Looking back at it, it seems to me that I was blown here and there like a dead leaf whipped about by the autumn winds till at last it finds lodgment in some cozy fence corner. When I left school at fourteen I was as unsophisticated as a boy could be. I knew no more of the world and its strange way than the gentle, saintly woman who taught me my prayers in the convent.

Before my twentieth birthday, I was in the dock of a criminal court, on trial for burglary. I was acquitted, but that is another story. In six years I had deserted my father and home, gone “on the road.” I had become a snapper-up of small things, a tapper of tills, a street-door sneak thief, a prowler of cheap lodging houses, and at last a promising burglar in a small way.

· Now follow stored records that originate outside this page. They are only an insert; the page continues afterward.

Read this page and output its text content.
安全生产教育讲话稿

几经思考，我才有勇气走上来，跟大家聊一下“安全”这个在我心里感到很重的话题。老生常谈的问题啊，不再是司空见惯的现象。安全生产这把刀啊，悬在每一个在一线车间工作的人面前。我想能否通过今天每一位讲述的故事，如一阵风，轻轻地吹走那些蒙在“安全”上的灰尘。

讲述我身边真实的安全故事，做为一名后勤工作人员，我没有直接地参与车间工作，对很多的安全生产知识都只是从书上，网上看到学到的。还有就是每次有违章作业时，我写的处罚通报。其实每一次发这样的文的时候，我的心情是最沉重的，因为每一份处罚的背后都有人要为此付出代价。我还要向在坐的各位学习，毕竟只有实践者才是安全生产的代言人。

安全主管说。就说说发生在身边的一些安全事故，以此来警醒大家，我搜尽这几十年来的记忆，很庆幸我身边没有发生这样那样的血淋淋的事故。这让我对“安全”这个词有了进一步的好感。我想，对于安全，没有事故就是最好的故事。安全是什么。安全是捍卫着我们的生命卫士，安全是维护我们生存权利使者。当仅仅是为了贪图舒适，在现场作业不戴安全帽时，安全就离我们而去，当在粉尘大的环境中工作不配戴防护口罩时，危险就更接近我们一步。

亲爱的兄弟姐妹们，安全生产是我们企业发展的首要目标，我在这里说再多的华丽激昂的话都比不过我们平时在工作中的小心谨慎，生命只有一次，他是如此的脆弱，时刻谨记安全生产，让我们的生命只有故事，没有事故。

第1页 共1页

At twenty-five I was an expert house burglar, a nighttime prowler, carefully choosing only the best homes—homes of the wealthy, careless, insured people. I “made” them in the small hours of the night, always under arms.

At thirty I was a respected member of the “yegg” brotherhood, a thief of which little is known. He is silent, secretive, wary; forever traveling, always a night “worker.” He shuns the bright lights, seldom straying far from his kind, never coming to the surface. Circulating through space with his always-ready automatic, the yegg rules the underworld of criminals. At forty I found myself a solitary, capable journeyman highwayman; an escaped convict, a fugitive, with a background of twenty-five years in the underworld.

A bleak background! Crowded with robberies, burglaries, and thefts too numerous to recall. All manner of crimes against property. Arrests, trials, acquittals, convictions, escapes. Penitentiaries! I see in the background four of them. County jails, workhouses, city prisons, Mounted Police barracks, dungeons, solitary confinement, bread and water, hanging up, brutal floggings, and the murderous straitjacket.

I see hop joints, wine dumps, thieves’ resorts, and beggars’ hangouts.

Crime followed by swift retribution in one form or another.

I had very few glasses of wine as I traveled this route. I rarely saw a woman smile and seldom heard a song.

In those twenty-five years I took all these things, and I am going to write about them.

And I am going to write about them as I took them —with a smile.